Col. Ralph Benson, a Pentagon chaplain, says in the video: “Christian Embassy is a blessing to the Washington area, a blessing to our capital; it’s a blessing to our country. They are interceding on behalf of people all over the United States, talking to ambassadors, talking to people in the Congress, in the Senate, talking to people in the Pentagon, and being able to share the message of Jesus Christ in a very, very important time in our world is winning a worldwide war on terrorism. What more do we need than Christian people leading us and guiding us, so, they’re needed in this hour.”
The group has burrowed deep inside the Pentagon. It hosts weekly Bible sessions with senior officers, by its own count some 40 generals, and weekly prayer breakfasts each Wednesday from 7 to 7:50 a.m. in the executive dining room as well as numerous outreach events to, in the words of the organization, “share and sharpen one another in their quest to bridge the gap between faith and work.”

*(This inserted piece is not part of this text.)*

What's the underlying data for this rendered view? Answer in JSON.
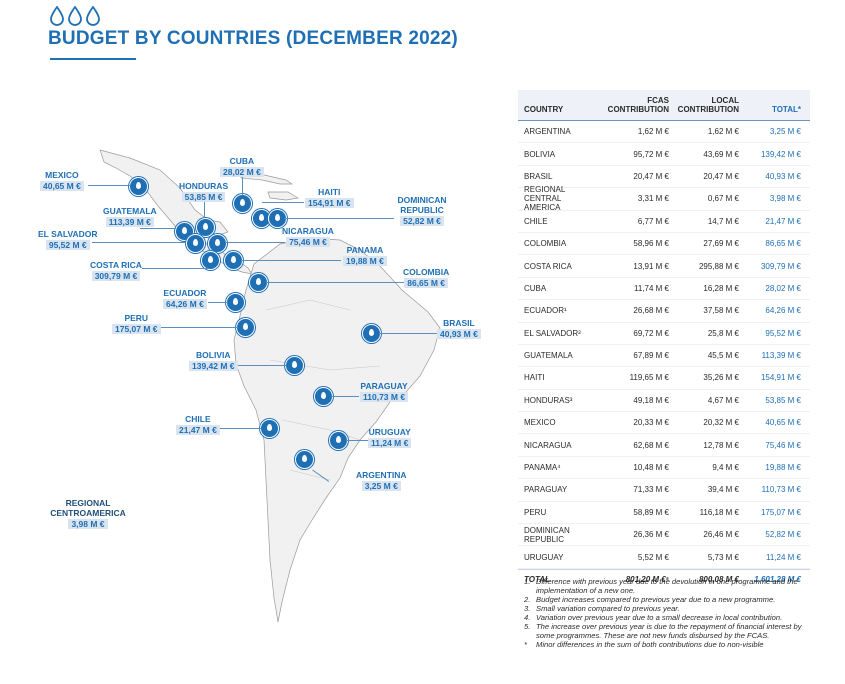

If the United States falls into a period of instability caused by another catastrophic terrorist attack, an economic meltdown or a series of environmental disasters, these paramilitary forces, protected and assisted by fellow ideologues in the police and military, could swiftly abolish what is left of our eroding democracy. War, with the huge profits it hands to businesses and right-wing interests that often help bankroll the Christian right, could become a permanent condition. And the thugs with automatic weapons, black uniforms and wraparound sunglasses who appeared on street corners in Baghdad and New Orleans could appear on streets across the U.S. Such a presence could paralyze us with fear, leaving us unable to question or protest the closed system and secrecy of an emergent totalitarian state and unable to voice dissent.
“The Bush administration has already come close to painting our current wars as wars against Islam—many in the Christian right apparently have this belief,” Ratner said. “If these wars, bad enough as imperial wars, are fought as religious wars, we are facing a very dark age that could go on for a hundred years and that will be very bloody.”